MEU AMIGO DE PAPEL
Aí estás, amigo, junto a teus pares,
aguardando que eu te escolha
para me livrares da angústia
que o viver acumula em mim!
Ao te ver assim, fechado, viajo por tuas formas:
Envelhecido, amarelado, maltratado,
teu corpo mostra ainda tua origem vegetal.
Posso ver-te, eucalipto, na floresta
vergado aos silvos dos ventos nas ramagens...
Posso ver-te cortado, pequenina tora,
recozida pasta celulósica, alvejada agora,
e tornada folhas imaculadas...
Posso ver-te no momento maior
em que te imprimem palavras,
idéias-maravilhas a sustentar tempos afora...

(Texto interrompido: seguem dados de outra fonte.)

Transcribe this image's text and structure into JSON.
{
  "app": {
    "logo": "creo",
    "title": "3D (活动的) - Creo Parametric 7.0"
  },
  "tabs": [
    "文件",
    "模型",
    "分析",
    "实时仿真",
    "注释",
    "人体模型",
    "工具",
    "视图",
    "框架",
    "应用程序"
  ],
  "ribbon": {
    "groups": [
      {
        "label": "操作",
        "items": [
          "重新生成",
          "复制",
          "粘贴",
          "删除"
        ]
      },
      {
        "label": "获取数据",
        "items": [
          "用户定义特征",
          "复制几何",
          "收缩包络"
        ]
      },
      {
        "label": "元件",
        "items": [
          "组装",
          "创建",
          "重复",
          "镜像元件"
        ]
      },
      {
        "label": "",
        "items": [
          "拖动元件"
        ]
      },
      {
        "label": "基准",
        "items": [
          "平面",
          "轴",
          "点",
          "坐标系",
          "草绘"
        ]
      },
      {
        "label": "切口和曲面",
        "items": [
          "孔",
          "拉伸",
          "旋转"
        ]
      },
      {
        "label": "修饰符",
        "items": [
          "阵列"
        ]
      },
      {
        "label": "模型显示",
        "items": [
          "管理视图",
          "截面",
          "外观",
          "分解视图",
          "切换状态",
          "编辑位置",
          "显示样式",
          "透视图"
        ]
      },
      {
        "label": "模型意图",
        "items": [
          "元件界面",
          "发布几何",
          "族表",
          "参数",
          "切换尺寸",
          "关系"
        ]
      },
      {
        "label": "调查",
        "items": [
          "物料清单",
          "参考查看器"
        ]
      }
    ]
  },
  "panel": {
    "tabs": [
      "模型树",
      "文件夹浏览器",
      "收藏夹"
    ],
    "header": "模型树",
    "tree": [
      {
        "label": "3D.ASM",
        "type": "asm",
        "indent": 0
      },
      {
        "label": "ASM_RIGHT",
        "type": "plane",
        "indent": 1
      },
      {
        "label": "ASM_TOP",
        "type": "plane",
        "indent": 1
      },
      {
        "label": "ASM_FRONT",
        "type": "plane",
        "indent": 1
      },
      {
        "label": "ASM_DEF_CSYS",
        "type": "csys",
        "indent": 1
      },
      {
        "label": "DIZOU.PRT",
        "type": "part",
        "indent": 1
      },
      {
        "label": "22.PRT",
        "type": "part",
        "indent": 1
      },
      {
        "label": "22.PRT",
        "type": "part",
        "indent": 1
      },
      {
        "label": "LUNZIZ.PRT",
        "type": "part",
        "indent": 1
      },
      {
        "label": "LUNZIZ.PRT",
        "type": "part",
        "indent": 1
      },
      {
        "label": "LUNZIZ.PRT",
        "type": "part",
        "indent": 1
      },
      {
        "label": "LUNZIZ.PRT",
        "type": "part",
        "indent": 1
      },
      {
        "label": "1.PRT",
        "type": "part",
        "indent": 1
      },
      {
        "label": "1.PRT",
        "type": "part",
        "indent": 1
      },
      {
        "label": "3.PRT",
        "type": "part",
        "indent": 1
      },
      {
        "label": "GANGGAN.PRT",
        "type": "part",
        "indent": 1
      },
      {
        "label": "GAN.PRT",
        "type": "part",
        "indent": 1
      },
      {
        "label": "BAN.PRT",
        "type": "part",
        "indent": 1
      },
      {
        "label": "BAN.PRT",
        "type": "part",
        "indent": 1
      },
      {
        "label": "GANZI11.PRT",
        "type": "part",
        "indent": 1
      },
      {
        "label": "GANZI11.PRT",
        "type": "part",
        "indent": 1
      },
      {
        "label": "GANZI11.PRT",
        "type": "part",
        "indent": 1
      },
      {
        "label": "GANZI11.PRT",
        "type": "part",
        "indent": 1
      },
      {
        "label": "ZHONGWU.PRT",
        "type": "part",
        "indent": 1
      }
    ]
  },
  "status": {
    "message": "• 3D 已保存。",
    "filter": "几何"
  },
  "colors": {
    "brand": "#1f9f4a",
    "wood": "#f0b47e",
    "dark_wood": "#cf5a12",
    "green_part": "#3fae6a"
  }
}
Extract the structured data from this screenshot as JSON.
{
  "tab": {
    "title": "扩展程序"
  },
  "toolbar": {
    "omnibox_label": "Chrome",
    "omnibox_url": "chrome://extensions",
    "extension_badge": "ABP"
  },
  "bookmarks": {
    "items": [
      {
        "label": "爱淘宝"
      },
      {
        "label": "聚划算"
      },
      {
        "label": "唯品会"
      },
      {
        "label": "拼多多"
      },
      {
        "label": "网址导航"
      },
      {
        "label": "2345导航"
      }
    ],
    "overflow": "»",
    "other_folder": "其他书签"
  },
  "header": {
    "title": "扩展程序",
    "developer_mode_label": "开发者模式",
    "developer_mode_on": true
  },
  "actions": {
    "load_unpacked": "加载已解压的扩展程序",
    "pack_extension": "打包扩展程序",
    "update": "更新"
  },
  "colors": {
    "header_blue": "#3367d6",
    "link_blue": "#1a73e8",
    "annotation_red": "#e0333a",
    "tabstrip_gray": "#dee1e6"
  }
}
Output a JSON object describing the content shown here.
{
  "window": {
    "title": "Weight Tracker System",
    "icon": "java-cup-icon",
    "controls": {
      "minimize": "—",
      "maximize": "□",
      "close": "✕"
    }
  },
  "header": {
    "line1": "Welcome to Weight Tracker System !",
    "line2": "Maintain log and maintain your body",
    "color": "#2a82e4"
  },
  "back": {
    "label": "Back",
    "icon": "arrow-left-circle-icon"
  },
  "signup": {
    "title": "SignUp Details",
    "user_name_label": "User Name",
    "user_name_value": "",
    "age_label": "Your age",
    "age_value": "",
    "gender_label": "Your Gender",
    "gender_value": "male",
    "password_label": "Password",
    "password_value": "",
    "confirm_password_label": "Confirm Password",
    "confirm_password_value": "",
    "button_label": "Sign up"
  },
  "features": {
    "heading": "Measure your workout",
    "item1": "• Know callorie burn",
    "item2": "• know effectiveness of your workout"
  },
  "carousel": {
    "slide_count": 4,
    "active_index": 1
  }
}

Posso ver cortarem-te em pedaços,
e te coserem, e te encaparem,
e te dotarem de orelhas e lombada...
Vejo-te pronto, enfim, na estante onde te exibes
a me desafiar como uma esfinge.
Hoje, amigo, não cantarei tua alma-conteúdo.
Louvarei, sim, o teu corpo-continente,
porque sei que, na voragem da modernidade
serás em breve um frio objeto virtual,
cibernético bombardeio de elétrons
no vácuo de um tubo de vidro e metal...
E, neste dia, amigo, vou sentir falta de teu cheiro,
da tessitura branda de tuas páginas,
das manchas amarelas do tempo em teu regaço,
e de soprar carinho ao pó de tua capa
Terei aprendido, então, o quanto dói uma saudade,
MEU QUERIDO, MEU AMIGO, MEU VELHO LIVRO DE PAPEL !!!!